Thursday, November 29, 2007

"I'm so done with this!"

Not so long ago I was out of town, driving down the street with friends, and this phrase escaped my lips before I knew it was needing to break free. "I'm so done with all this!" I proclaimed at the top of my lungs.

Mind you, this was not a bad thing, but a God thing. We were in the midst of the writing world, doing what good writers should be doing -- learning the craft and making connections. Yet in the center of this lifestyle of a calling, God pierced my heart.

As my friends looked at me in shock, and wondered if I was really the best person to be sitting behind the driver's wheel, I began to explain...

"I just want to glorify God. Can I please just glorify God? I can't spend my life doing anything less. I ache for the opportunity to share the love of Jesus with people."

That particular day, I was weary from the "stuff" that comes along with being a writer. Not ready to quit or stop working by any stretch of the imagination; ready to take a minute to refocus in the midst of challenges.

See, the writing journey is great. The speaking opportunities are an overwhelming blessing. The whole ministry thing is such a gift from God. Training and hard work are a necessary part of everything, and all of it is a part of how God equips you to do what He's called you to do. But, in any environment where a bunch of people get together who are in the same field, we can get spun up in our own little worlds and forget about God somehow. Well, maybe not forget, but put him on the back burner. He's the root of our message, but we've covered over our roots with our own mission statements, goals, proposals and query letters. We can get out of focus, putting more thought into how we strive to attract the right editor or publisher than taking time to make sure the idea is what God wants us to write in the first place. We strategize, publicize, platformize, marketize, and connectize until it is our name that gets more attention than God's.

Can I ever convey how much I never want to write something that God didn't call me to write?

I know what my own strength can produce, and it's awful. Just words without anointing. I only, only, only want to write the things God has equipped me through His Holy Spirit to pen. Please Lord, keep us all in that mindset, and all in that desire to follow Your calling.

Now, no peanut gallery grumblings here from writers -- yes there is a process, and yes there is work to be done, and yes, the CBA has created an environment where all these things are necessary in order to actually get a contract.
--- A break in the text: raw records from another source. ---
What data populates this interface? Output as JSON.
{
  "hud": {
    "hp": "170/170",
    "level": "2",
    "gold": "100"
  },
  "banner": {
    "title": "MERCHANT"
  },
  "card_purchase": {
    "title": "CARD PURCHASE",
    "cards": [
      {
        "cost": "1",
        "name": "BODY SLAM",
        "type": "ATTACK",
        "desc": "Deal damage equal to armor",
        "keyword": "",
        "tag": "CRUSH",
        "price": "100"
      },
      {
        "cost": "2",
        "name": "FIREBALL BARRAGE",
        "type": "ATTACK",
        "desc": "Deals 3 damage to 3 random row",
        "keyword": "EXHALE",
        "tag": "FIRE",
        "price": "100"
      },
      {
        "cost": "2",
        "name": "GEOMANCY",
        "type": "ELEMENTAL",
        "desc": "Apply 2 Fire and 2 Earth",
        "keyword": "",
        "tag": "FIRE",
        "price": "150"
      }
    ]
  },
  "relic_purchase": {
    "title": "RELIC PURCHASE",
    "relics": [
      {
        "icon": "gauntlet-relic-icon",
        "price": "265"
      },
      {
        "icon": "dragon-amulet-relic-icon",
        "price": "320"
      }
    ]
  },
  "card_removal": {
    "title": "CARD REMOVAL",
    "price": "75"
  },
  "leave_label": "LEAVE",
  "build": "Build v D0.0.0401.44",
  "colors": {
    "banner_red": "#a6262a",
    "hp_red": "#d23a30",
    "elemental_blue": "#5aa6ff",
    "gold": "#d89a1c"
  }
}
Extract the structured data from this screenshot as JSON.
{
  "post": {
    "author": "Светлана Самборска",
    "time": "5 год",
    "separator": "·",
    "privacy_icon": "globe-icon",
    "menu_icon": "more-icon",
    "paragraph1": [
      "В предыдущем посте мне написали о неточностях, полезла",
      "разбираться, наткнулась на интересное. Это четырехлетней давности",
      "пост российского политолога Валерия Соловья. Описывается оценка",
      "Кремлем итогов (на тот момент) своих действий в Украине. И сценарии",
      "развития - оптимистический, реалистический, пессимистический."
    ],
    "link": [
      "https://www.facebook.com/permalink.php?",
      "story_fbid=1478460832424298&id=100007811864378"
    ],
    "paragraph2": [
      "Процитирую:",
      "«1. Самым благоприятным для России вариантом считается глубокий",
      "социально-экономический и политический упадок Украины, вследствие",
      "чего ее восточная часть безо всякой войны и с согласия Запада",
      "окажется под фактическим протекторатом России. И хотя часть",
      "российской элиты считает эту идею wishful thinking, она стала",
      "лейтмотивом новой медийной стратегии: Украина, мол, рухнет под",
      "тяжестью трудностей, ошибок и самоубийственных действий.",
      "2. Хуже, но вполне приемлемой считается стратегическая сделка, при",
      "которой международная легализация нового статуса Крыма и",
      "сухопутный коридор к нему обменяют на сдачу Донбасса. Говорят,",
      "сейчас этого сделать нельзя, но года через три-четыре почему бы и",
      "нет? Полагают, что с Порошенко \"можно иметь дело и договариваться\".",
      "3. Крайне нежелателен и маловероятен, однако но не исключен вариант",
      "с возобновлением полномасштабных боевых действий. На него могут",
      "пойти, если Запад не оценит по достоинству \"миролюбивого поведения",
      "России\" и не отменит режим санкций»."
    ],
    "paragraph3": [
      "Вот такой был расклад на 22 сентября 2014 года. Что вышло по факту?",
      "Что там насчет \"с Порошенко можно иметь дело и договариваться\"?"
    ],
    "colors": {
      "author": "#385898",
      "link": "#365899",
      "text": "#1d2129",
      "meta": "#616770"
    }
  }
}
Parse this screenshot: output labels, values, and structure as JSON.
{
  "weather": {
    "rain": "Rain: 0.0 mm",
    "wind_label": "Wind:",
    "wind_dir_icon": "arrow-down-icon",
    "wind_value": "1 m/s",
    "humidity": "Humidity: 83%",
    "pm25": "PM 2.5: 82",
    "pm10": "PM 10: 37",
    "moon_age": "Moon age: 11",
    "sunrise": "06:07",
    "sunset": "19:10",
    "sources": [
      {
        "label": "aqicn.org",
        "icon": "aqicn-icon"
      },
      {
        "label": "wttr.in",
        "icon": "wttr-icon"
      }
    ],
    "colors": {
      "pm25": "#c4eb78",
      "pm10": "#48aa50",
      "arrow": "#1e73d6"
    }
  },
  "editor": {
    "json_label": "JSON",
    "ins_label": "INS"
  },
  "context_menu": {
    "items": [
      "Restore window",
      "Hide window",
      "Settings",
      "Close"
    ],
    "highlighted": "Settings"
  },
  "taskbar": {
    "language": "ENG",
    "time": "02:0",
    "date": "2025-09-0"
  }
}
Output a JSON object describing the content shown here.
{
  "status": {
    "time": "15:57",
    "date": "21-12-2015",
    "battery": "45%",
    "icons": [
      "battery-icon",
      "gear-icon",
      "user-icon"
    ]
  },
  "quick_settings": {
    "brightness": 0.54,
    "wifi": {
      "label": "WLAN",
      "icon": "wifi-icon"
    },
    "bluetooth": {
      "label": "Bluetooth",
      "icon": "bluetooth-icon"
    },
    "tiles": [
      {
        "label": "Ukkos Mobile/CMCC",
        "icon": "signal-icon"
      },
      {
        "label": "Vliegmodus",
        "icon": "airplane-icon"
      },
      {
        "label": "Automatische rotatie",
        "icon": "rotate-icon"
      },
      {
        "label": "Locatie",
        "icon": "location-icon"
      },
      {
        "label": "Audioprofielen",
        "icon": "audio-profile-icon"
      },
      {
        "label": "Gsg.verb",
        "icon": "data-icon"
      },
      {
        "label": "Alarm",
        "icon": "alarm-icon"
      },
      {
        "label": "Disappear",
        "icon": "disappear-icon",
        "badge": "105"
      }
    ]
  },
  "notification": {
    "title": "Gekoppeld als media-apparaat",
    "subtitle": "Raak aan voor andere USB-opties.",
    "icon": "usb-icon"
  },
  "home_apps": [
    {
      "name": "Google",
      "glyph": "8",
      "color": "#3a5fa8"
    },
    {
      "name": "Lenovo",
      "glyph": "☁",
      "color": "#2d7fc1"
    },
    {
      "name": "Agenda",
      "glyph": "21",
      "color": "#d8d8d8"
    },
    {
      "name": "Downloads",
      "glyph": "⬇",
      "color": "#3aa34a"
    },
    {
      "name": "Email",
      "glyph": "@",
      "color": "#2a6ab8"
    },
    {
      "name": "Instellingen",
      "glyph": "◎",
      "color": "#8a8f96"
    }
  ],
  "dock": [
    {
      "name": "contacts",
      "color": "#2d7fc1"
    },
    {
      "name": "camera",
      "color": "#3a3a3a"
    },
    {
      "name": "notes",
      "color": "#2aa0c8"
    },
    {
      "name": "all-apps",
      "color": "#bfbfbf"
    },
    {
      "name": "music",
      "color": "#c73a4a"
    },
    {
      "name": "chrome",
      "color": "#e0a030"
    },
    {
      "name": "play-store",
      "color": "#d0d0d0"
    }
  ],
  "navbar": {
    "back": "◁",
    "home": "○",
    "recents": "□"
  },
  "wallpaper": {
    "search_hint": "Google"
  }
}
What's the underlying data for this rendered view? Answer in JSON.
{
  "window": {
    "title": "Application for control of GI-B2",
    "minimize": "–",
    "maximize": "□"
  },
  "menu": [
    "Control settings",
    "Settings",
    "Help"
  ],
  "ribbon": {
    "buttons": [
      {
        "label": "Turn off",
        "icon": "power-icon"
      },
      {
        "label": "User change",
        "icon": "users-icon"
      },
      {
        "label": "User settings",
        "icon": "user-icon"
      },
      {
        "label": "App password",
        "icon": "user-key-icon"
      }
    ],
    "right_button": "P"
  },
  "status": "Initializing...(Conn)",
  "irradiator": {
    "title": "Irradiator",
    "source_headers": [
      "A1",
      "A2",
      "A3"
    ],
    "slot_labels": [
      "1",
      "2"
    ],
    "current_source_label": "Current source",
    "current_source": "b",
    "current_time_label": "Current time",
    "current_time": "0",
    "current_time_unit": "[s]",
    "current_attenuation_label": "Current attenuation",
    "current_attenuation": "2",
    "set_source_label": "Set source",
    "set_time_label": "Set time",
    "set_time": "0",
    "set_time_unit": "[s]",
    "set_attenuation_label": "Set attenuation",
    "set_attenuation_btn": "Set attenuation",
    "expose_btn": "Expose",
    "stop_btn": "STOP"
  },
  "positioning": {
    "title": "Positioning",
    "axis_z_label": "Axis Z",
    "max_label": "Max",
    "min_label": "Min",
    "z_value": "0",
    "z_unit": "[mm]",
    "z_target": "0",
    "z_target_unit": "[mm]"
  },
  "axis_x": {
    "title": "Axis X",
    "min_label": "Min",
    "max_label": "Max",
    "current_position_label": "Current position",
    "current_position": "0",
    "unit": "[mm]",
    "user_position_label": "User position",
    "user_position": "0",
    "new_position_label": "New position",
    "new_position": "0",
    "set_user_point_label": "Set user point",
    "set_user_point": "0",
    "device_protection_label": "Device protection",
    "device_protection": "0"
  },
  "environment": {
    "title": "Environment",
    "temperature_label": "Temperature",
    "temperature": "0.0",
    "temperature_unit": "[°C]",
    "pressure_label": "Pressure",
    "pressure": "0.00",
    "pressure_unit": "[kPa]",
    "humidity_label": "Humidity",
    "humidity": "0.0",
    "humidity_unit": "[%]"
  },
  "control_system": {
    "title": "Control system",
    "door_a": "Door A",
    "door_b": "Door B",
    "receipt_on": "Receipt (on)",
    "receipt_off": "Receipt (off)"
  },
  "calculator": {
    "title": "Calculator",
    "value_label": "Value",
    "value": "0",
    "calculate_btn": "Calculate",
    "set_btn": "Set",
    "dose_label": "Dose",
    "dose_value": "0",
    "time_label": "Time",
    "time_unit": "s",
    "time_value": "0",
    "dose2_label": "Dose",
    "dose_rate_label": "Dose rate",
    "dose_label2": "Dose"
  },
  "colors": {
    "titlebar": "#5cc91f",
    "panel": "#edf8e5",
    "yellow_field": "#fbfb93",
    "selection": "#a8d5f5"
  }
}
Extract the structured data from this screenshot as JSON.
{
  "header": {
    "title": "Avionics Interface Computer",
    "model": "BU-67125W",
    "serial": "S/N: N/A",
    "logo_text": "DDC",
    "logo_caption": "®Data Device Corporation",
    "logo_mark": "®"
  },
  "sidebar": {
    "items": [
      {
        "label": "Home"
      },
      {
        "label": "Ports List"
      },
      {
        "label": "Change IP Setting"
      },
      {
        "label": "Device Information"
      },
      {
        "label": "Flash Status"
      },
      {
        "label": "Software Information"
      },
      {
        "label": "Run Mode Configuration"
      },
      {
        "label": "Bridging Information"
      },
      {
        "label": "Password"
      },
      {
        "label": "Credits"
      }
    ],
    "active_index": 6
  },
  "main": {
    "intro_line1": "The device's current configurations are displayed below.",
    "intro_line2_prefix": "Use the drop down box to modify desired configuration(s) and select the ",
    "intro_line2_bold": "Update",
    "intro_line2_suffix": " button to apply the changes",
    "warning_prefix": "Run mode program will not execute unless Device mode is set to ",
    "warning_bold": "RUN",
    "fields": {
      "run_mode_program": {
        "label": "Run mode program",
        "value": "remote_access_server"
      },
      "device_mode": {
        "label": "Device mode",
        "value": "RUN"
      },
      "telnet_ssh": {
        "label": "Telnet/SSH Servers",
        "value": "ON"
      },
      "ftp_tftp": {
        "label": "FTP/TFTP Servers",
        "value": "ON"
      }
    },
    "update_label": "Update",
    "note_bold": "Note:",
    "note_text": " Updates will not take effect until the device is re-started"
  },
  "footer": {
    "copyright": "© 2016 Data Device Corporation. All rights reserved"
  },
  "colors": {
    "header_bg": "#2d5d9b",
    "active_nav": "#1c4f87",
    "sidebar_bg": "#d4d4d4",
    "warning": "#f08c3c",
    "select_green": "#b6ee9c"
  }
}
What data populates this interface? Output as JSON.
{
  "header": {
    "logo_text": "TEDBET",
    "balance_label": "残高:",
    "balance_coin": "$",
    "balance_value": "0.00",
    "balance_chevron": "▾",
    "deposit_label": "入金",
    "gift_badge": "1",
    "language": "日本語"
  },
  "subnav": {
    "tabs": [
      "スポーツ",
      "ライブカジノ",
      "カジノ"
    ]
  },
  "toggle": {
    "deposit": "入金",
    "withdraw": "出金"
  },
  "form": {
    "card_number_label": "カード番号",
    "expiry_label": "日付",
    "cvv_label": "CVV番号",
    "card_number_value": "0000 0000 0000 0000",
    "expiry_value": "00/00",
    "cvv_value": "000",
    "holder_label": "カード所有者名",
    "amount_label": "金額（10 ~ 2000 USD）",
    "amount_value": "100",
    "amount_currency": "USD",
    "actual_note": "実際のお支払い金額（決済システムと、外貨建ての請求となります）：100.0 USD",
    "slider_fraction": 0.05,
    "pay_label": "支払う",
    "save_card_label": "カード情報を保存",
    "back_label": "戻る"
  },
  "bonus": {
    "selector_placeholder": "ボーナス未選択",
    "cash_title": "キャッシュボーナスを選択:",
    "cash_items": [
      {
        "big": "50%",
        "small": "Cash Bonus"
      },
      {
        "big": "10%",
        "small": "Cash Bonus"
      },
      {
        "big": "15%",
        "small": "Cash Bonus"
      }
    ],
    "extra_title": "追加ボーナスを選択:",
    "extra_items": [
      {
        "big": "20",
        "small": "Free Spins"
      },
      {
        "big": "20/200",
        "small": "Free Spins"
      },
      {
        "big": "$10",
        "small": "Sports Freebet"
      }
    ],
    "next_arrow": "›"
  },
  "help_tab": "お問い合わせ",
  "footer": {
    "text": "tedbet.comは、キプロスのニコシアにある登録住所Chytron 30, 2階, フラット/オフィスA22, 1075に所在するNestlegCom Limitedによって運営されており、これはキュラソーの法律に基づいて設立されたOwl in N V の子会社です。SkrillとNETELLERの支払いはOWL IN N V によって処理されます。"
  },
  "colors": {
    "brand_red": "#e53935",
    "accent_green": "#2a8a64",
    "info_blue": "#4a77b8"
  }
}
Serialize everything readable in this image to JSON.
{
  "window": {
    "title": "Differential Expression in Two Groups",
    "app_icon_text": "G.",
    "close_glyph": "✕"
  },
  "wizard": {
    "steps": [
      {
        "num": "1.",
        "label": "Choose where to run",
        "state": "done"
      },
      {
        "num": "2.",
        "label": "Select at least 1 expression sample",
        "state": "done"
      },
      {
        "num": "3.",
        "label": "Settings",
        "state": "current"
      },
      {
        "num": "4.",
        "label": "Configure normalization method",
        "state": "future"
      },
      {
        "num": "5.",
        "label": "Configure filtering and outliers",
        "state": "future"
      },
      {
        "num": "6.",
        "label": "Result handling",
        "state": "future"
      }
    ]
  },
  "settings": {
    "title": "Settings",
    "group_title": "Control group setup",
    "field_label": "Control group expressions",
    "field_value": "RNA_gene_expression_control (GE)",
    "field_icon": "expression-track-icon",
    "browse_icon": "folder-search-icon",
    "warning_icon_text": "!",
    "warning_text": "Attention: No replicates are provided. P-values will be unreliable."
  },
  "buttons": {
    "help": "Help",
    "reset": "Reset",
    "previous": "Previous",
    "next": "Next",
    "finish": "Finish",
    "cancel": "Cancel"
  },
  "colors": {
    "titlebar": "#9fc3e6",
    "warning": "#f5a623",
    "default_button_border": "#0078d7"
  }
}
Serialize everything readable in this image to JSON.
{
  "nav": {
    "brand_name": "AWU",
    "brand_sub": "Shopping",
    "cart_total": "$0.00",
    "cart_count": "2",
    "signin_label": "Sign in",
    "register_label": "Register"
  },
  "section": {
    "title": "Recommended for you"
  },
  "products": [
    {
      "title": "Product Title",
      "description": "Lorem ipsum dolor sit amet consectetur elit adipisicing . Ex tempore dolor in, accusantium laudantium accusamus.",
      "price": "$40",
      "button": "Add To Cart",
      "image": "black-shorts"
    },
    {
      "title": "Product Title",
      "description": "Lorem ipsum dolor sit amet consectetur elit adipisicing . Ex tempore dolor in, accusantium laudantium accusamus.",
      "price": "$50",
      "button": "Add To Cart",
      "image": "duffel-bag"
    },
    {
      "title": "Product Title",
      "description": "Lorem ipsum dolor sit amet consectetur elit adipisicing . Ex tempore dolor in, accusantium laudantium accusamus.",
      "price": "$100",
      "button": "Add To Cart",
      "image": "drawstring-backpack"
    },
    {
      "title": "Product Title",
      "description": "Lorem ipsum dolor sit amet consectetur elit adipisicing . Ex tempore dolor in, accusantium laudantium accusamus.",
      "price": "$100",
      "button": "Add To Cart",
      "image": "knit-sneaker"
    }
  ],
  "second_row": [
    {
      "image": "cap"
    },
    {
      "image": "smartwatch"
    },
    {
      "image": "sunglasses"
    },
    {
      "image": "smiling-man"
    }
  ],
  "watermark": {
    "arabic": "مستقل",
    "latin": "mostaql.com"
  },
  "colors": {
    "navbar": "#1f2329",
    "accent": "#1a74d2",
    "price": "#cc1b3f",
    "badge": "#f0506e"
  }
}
But, take a minute to really process these thoughts:

Do we really think that if God called us to write something that it WOULDN'T get published?
It will be done just as He has purposed it.

Also, if we truly seek to glorify the Father, which is His complete will for our lives -- to enjoy and glorify Him forever -- would He forget or neglect to give us the desire of our hearts in His way, will and timing?

So let's relax a bit, and keep God the primary carrot that dangles before us. He is what we'd run around the track to catch. He's what we'd travel the earth to proclaim. It is because of His Word, Son, and sacrifice that we have a message at all.

So, you too can "be done with all this" -- you can recommit to making God the priority, and doing the work He calls you to -- in that order -- no matter what His calling on your life may be.